From: Steven Sistare <steven.sistare@oracle.com>
To: Markus Armbruster <armbru@redhat.com>
Cc: qemu-devel@nongnu.org, Peter Xu <peterx@redhat.com>,
Fabiano Rosas <farosas@suse.de>,
David Hildenbrand <david@redhat.com>,
Marcel Apfelbaum <marcel.apfelbaum@gmail.com>,
Eduardo Habkost <eduardo@habkost.net>,
Philippe Mathieu-Daude <philmd@linaro.org>,
Paolo Bonzini <pbonzini@redhat.com>,
"Daniel P. Berrange" <berrange@redhat.com>
Subject: Re: [PATCH V5 15/23] migration: cpr-transfer mode
Date: Tue, 28 Jan 2025 16:19:06 -0500 [thread overview]
Message-ID: <631f048e-22f7-43c8-bf19-7ecaf3072f7e@oracle.com> (raw)

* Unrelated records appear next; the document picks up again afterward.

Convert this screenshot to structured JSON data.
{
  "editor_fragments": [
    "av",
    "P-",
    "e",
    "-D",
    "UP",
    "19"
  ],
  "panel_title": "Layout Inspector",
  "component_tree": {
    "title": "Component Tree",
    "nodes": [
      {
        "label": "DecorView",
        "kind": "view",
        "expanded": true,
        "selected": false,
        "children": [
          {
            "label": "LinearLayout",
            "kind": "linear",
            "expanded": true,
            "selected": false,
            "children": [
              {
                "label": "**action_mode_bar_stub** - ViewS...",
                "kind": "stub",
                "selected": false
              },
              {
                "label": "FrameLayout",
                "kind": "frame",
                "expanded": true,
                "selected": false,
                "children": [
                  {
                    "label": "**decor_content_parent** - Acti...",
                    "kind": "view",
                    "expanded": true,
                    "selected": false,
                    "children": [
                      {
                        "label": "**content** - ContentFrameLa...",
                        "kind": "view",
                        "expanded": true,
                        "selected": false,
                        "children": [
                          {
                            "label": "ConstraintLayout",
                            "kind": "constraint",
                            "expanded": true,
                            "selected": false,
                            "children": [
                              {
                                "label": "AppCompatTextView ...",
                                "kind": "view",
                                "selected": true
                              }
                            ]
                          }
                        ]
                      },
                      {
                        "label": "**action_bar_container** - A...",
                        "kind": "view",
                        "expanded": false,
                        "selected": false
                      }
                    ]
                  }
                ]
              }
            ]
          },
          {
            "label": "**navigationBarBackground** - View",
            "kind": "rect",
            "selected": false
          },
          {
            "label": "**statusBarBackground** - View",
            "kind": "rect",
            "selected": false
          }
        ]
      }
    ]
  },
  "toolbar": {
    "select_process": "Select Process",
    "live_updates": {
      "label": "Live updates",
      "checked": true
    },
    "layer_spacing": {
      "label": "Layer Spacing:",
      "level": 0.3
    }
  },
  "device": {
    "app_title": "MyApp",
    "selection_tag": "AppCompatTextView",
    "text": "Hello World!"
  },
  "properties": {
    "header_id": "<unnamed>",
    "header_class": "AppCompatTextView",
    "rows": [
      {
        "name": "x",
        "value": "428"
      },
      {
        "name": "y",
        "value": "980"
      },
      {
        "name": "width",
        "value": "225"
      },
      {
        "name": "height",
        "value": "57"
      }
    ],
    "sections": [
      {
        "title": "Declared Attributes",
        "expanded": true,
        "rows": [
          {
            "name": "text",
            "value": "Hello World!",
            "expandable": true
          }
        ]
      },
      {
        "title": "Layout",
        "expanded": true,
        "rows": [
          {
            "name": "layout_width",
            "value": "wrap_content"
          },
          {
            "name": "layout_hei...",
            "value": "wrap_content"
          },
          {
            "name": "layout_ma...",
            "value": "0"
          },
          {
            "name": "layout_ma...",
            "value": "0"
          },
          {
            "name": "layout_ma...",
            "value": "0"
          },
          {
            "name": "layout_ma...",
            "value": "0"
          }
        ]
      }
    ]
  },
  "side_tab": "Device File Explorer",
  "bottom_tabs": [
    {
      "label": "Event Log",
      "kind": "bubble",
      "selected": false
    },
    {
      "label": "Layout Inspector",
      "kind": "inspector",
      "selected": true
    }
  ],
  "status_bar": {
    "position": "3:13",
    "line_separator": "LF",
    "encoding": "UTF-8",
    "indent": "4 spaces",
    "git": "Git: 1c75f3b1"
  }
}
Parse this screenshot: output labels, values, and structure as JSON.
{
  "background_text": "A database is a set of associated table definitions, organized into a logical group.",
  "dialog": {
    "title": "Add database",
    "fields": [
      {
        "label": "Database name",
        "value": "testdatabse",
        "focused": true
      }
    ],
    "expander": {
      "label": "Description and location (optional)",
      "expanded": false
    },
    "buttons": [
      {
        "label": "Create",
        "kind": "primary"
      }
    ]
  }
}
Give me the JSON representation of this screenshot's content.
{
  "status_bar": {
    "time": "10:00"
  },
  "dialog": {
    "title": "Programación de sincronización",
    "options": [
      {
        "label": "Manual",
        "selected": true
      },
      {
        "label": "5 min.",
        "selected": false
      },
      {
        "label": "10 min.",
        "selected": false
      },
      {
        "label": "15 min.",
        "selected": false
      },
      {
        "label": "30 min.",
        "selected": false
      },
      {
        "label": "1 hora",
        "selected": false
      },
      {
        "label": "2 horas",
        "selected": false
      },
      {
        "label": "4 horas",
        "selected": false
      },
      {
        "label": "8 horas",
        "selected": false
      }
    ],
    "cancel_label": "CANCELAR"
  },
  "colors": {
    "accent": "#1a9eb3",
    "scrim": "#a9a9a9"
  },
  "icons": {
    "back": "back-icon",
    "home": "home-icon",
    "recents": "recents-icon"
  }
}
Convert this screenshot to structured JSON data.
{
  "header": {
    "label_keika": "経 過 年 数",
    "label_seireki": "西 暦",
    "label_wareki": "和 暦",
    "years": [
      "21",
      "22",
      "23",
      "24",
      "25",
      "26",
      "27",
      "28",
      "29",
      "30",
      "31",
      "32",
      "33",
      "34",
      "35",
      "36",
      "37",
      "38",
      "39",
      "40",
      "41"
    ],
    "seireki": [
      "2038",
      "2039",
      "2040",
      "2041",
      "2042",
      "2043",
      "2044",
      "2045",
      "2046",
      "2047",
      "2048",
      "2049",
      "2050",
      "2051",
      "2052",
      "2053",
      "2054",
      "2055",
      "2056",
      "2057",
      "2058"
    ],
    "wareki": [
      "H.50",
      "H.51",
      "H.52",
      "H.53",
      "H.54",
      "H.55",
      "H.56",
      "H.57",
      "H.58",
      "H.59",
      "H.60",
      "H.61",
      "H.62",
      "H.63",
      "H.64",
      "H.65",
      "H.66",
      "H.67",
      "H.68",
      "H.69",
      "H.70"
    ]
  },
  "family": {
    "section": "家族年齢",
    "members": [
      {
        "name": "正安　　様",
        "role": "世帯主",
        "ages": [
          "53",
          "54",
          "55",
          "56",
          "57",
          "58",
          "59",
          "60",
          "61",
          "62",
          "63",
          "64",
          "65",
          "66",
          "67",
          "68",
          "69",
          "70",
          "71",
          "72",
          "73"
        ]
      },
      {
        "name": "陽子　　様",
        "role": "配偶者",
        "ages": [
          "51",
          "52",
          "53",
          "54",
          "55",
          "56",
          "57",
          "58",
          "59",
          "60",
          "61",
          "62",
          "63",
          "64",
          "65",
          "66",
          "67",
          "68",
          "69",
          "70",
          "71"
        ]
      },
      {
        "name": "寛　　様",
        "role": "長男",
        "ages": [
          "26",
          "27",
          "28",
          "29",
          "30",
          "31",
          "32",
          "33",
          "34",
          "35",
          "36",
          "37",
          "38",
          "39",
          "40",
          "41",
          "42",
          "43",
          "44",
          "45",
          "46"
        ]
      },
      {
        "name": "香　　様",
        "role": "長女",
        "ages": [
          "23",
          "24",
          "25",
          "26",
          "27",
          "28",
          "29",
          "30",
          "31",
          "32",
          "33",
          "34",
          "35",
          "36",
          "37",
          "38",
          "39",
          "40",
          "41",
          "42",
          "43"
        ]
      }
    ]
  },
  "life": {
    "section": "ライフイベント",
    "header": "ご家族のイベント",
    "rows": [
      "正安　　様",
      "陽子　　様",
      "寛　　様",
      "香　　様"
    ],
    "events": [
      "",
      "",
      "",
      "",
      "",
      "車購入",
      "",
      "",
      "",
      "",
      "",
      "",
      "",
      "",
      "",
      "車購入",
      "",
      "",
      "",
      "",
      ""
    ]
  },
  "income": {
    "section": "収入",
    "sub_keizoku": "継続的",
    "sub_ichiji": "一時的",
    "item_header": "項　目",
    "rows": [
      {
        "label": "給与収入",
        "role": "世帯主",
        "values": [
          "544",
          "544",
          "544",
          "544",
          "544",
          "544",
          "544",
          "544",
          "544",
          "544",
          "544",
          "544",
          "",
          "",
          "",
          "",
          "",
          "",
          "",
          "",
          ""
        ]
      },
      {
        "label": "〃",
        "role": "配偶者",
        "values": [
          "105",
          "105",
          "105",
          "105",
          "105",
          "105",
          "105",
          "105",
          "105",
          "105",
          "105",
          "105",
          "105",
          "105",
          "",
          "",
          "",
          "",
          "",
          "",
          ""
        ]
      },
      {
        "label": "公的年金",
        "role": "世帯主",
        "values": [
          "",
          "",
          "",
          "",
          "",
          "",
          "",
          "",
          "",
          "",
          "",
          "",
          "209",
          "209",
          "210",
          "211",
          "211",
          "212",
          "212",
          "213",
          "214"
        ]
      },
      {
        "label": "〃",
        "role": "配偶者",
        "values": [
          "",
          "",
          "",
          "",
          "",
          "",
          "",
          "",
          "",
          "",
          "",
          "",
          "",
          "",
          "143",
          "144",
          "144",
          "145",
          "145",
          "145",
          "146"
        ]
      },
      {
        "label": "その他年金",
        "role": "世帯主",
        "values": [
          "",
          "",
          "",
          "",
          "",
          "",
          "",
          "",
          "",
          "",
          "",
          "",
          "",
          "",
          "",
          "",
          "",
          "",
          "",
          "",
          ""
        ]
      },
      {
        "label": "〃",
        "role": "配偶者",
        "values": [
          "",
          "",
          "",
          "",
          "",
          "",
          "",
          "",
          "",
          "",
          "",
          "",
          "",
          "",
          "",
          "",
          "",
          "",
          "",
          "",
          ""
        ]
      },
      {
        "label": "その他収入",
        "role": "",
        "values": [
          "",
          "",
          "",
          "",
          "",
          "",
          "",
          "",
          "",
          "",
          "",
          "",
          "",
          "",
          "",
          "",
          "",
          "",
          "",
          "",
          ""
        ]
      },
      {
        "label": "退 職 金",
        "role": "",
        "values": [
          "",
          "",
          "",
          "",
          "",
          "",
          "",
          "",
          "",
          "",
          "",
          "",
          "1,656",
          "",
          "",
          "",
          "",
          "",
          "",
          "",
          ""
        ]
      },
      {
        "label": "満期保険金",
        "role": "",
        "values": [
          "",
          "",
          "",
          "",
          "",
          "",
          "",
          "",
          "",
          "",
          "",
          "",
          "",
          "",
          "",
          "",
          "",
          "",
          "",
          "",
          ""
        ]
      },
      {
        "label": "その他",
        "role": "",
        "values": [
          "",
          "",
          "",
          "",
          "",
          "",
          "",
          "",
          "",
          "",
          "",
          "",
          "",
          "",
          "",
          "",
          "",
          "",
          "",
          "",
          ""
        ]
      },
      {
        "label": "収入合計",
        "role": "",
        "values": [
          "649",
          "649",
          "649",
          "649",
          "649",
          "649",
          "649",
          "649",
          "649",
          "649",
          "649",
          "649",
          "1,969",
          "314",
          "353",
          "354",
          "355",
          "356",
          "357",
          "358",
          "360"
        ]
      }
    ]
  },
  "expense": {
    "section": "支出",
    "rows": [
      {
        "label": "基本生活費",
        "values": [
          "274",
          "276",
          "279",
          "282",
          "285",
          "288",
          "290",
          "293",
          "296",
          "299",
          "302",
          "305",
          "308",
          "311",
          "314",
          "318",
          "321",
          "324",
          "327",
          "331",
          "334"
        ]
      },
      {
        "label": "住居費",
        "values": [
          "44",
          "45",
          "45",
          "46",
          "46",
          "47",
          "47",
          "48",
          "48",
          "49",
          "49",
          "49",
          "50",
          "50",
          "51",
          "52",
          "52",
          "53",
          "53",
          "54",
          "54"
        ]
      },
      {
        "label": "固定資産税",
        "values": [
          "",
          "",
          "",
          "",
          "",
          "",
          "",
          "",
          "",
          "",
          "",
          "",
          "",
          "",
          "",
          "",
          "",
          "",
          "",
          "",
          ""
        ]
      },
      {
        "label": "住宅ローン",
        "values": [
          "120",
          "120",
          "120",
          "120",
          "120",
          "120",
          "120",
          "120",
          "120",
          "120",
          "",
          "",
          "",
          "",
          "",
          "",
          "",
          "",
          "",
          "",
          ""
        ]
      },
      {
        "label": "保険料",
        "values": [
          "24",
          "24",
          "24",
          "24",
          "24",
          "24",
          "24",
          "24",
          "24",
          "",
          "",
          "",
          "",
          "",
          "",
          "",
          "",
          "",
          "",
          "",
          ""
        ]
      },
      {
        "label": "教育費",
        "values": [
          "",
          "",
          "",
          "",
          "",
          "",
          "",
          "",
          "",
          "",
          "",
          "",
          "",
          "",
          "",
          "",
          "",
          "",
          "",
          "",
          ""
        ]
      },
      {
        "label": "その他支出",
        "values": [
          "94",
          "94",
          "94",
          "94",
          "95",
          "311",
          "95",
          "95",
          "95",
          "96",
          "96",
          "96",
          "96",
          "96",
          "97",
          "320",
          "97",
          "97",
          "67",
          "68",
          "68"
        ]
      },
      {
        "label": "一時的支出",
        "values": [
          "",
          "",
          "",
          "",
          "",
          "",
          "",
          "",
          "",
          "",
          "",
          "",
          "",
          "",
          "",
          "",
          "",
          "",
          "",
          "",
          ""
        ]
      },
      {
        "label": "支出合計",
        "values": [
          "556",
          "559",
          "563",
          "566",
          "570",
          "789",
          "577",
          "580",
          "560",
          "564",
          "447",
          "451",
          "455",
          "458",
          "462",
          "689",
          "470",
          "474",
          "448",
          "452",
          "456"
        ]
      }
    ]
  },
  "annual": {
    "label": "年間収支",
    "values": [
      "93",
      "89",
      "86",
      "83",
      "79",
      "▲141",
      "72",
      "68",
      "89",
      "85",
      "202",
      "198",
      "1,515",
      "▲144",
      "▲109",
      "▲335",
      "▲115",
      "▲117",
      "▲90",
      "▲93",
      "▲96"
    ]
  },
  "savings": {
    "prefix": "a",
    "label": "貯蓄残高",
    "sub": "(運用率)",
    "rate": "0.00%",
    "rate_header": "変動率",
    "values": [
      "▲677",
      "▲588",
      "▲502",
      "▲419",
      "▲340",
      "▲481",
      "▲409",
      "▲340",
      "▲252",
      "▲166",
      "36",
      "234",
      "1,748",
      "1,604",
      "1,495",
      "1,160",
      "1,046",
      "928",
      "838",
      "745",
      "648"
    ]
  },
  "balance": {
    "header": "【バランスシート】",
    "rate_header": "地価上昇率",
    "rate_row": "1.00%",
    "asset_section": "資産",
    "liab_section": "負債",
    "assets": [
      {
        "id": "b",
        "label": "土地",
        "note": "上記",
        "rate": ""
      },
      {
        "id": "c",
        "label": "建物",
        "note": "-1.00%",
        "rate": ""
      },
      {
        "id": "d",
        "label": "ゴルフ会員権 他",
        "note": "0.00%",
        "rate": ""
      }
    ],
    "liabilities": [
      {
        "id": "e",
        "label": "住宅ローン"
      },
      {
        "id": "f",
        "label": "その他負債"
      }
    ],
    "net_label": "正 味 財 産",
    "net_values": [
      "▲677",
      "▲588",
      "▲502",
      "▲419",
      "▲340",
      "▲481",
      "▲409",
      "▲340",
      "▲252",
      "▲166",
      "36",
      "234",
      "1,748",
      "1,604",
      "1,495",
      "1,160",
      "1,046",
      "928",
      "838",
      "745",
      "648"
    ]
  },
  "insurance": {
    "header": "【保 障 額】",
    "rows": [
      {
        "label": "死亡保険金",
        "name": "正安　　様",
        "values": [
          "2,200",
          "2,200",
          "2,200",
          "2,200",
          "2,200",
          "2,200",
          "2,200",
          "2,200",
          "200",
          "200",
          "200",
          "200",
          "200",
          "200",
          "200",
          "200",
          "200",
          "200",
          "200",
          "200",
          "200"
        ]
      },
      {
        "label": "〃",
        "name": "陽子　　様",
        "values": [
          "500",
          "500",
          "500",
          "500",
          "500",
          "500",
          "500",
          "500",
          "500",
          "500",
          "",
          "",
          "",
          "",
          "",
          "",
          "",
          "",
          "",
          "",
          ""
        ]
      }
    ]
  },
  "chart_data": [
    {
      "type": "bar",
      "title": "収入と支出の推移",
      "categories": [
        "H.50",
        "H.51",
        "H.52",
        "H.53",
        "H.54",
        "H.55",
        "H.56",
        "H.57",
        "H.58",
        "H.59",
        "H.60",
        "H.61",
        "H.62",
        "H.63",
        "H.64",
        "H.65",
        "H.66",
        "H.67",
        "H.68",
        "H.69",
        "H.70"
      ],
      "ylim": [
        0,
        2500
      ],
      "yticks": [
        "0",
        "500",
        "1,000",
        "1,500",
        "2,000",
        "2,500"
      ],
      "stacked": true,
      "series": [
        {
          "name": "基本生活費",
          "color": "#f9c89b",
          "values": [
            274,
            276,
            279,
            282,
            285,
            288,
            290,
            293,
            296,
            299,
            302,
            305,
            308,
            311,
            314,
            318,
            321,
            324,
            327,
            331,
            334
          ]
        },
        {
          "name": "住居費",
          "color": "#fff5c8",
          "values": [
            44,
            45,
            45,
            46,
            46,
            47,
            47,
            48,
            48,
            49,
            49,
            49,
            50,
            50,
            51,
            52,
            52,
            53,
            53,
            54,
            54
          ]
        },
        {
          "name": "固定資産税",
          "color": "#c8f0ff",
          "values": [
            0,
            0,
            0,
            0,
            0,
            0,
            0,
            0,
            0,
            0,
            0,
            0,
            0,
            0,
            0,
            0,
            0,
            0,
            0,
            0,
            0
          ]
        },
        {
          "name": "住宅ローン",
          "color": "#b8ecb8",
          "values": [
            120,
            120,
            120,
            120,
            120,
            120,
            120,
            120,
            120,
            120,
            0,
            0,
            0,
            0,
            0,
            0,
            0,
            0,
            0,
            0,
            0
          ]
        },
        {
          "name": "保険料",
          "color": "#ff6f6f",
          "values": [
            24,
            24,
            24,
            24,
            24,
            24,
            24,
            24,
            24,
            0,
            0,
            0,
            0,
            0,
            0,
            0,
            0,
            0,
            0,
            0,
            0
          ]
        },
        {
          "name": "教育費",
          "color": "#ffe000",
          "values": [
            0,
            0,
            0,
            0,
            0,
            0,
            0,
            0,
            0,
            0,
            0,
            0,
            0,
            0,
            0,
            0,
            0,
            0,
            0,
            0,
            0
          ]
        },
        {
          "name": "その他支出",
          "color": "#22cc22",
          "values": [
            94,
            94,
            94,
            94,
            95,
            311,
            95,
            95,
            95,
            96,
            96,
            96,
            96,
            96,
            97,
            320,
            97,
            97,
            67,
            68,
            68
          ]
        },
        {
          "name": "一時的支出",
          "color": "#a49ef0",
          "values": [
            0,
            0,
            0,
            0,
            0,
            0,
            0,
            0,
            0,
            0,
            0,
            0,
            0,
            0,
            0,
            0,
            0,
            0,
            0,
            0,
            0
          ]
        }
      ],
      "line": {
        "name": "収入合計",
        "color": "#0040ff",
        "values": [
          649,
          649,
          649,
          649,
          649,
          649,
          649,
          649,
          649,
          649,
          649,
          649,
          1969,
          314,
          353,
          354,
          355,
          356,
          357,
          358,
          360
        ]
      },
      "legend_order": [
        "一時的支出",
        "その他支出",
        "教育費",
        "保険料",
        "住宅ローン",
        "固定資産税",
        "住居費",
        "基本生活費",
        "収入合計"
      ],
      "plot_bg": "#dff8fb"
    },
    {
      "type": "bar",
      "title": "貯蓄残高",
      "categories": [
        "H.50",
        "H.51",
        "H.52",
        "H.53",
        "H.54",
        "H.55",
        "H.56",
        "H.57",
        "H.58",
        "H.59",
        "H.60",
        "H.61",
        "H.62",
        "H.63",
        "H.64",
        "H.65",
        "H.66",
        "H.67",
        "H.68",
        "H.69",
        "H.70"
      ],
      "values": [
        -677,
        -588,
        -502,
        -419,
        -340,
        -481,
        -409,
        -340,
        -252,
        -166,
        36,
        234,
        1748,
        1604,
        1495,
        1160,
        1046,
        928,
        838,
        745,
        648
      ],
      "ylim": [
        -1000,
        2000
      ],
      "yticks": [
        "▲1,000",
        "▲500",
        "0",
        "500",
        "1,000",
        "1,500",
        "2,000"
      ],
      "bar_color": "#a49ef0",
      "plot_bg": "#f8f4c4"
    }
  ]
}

In-Reply-To: <878qqvgnj8.fsf@pond.sub.org>
On 1/28/2025 6:56 AM, Markus Armbruster wrote:
> Steven Sistare <steven.sistare@oracle.com> writes:
>> On 1/17/2025 8:44 AM, Markus Armbruster wrote:
>>> Steven Sistare <steven.sistare@oracle.com> writes:
>>>
>>>> On 1/7/2025 7:05 AM, Markus Armbruster wrote:
>>>>> Steve Sistare <steven.sistare@oracle.com> writes:
>>>>>
>>>>>> Add the cpr-transfer migration mode, which allows the user to transfer
>>>>>> a guest to a new QEMU instance on the same host with minimal guest pause
>>>>>> time, by preserving guest RAM in place, albeit with new virtual addresses
>>>>>> in new QEMU, and by preserving device file descriptors. Pages that were
>>>>>> locked in memory for DMA in old QEMU remain locked in new QEMU, because the
>>>>>> descriptor of the device that locked them remains open.
>>>>>>
>>>>>> cpr-transfer preserves memory and devices descriptors by sending them to
>>>>>> new QEMU over a unix domain socket using SCM_RIGHTS. Such CPR state cannot
>>>>>> be sent over the normal migration channel, because devices and backends
>>>>>> are created prior to reading the channel,
>>>>>
>>>>> Is that an artifact of the way QEMU starts up, or is it fundamental?
>>>>
>>>> Hi Markus, welcome back and Happy New Year!
>>>
>>> Thank you! A late happy new year for you, too!
>>
>> Sorry for the delay, I have been heads down preparing a new series.
>
> No sweat :)
>
>>>> This is a deeply ingrained artifact. Changing it would require radically
>>>> refactoring the information passed on the command line vs the information
>>>> passed via monitor.
>>>
>>> More on this below.
>>>
>>>>>> so this mode sends CPR state
>>>>>> over a second "cpr" migration channel. New QEMU reads the cpr channel
>>>>>> prior to creating devices or backends. The user specifies the cpr channel
>>>>>> in the channel arguments on the outgoing side, and in a second -incoming
>>>>>> command-line parameter on the incoming side.
>>>>>>
>>>>>> The user must start old QEMU with the the '-machine aux-ram-share=on' option,
>>>>>> which allows anonymous memory to be transferred in place to the new process
>>>>>> by transferring a memory descriptor for each ram block. Memory-backend
>>>>>> objects must have the share=on attribute, but memory-backend-epc is not
>>>>>> supported.
>>>>>>
>>>>>> The user starts new QEMU on the same host as old QEMU, with command-line
>>>>>> arguments to create the same machine, plus the -incoming option for the
>>>>>> main migration channel, like normal live migration. In addition, the user
>>>>>> adds a second -incoming option with channel type "cpr". The CPR channel
>>>>>> address must be a type, such as unix socket, that supports SCM_RIGHTS.
>>>>>>
>>>>>> To initiate CPR, the user issues a migrate command to old QEMU, adding
>>>>>> a second migration channel of type "cpr" in the channels argument.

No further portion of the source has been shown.